(28 Oct 2016) Abdel el Razak Talab regularly visited his brother's grave in the Iraqi town of Qaraya while it was under the control of the Islamic State group (IS).
He still visits now but his brother's grave, like so many others, is marked by a broken tombstone.
When the IS group first overran Qayara more than two years ago, they began destroying headstones at a graveyard to the east of the town, telling residents they were forbidden because they did not exist at the time of the prophet.
Razak Talab said the extremists recruited him to drive prisoners to the graveyard to destroy the stones.
"They (Islamic State group fighters) brought everybody that was imprisoned, whether it was for smoking or shaving or wearing illegal clothes.

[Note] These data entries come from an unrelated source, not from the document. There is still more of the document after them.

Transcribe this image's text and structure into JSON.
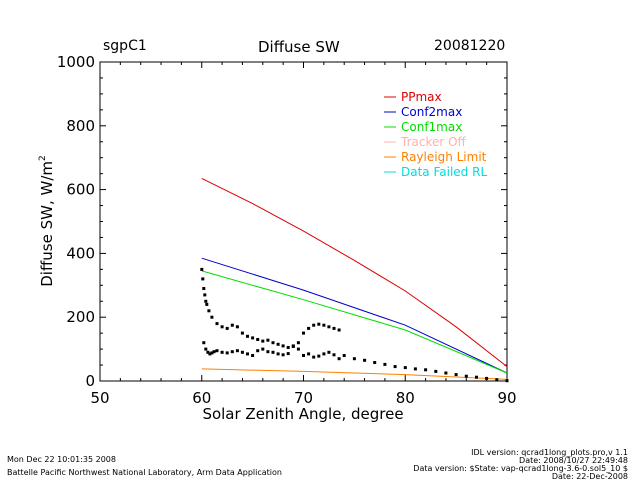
{
  "header": {
    "site": "sgpC1",
    "title": "Diffuse SW",
    "date": "20081220"
  },
  "footer": {
    "timestamp": "Mon Dec 22 10:01:35 2008",
    "org": "Battelle Pacific Northwest National Laboratory, Arm Data Application",
    "idl_version": "IDL version: qcrad1long_plots.pro,v 1.1",
    "idl_date": "Date: 2008/10/27 22:49:48",
    "data_version": "Data version: $State: vap-qcrad1long-3.6-0.sol5_10 $",
    "data_date": "Date: 22-Dec-2008"
  },
  "chart_data": {
    "type": "scatter",
    "title": "Diffuse SW",
    "xlabel": "Solar Zenith Angle, degree",
    "ylabel": "Diffuse SW, W/m",
    "ylabel_sup": "2",
    "xlim": [
      50,
      90
    ],
    "ylim": [
      0,
      1000
    ],
    "x_ticks": [
      50,
      60,
      70,
      80,
      90
    ],
    "y_ticks": [
      0,
      200,
      400,
      600,
      800,
      1000
    ],
    "legend_position": "top-right",
    "series": [
      {
        "name": "PPmax",
        "color": "#dd0000",
        "kind": "line",
        "x": [
          60,
          65,
          70,
          75,
          80,
          85,
          90
        ],
        "y": [
          635,
          556,
          470,
          378,
          282,
          170,
          45
        ]
      },
      {
        "name": "Conf2max",
        "color": "#0000cc",
        "kind": "line",
        "x": [
          60,
          70,
          80,
          90
        ],
        "y": [
          385,
          285,
          175,
          25
        ]
      },
      {
        "name": "Conf1max",
        "color": "#00dd00",
        "kind": "line",
        "x": [
          60,
          70,
          80,
          90
        ],
        "y": [
          345,
          255,
          160,
          25
        ]
      },
      {
        "name": "Tracker Off",
        "color": "#ffb0b0",
        "kind": "none",
        "x": [],
        "y": []
      },
      {
        "name": "Rayleigh Limit",
        "color": "#ff8000",
        "kind": "line",
        "x": [
          60,
          70,
          80,
          90
        ],
        "y": [
          38,
          30,
          20,
          5
        ]
      },
      {
        "name": "Data Failed RL",
        "color": "#00dddd",
        "kind": "none",
        "x": [],
        "y": []
      },
      {
        "name": "",
        "color": "#000000",
        "kind": "points",
        "x": [
          60.0,
          60.1,
          60.2,
          60.3,
          60.4,
          60.5,
          60.7,
          61.0,
          61.5,
          62.0,
          62.5,
          63.0,
          63.5,
          64.0,
          64.5,
          65.0,
          65.5,
          66.0,
          66.5,
          67.0,
          67.5,
          68.0,
          68.5,
          69.0,
          69.5,
          70.0,
          70.5,
          71.0,
          71.5,
          72.0,
          72.5,
          73.0,
          73.5,
          74.0,
          75.0,
          76.0,
          77.0,
          78.0,
          79.0,
          80.0,
          81.0,
          82.0,
          83.0,
          84.0,
          85.0,
          86.0,
          87.0,
          88.0,
          89.0,
          90.0,
          60.2,
          60.4,
          60.6,
          60.8,
          61.0,
          61.2,
          61.5,
          62.0,
          62.5,
          63.0,
          63.5,
          64.0,
          64.5,
          65.0,
          65.5,
          66.0,
          66.5,
          67.0,
          67.5,
          68.0,
          68.5,
          69.0,
          69.5,
          70.0,
          70.5,
          71.0,
          71.5,
          72.0,
          72.5,
          73.0,
          73.5
        ],
        "y": [
          350,
          320,
          290,
          270,
          250,
          240,
          220,
          200,
          180,
          170,
          165,
          175,
          170,
          150,
          140,
          135,
          130,
          125,
          128,
          120,
          115,
          110,
          105,
          108,
          120,
          150,
          165,
          175,
          178,
          175,
          170,
          165,
          160,
          80,
          70,
          65,
          58,
          52,
          45,
          42,
          38,
          35,
          30,
          25,
          20,
          15,
          12,
          8,
          4,
          1,
          120,
          100,
          90,
          85,
          88,
          92,
          95,
          90,
          88,
          92,
          95,
          90,
          85,
          80,
          95,
          100,
          92,
          90,
          85,
          82,
          86,
          110,
          100,
          80,
          85,
          75,
          78,
          85,
          90,
          82,
          70
        ]
      }
    ]
  }
}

And they punished them by bringing them here to destroy the stones," he told The Associated Press.
Smoke billows across the graveyard from the nearby burning oil fields, high above the heads of mourning relatives gathered amid the broken tombstones.
Ahmed Abdullah Khalaf, visiting his grandmother's grave, said local residents wanted to fight the IS group but "were weak under their flag".
The fight to push the IS group out of Iraqi territory in the country's north and west has left massive destruction in it's wake from critical pieces of infrastructure to family homes and heirlooms.
On 17 October, Iraq formally launched an operation to retake the group's last urban stronghold in Iraq, the country's second largest city of Mosul, a fight that is expected to be the most complex yet against the militant group.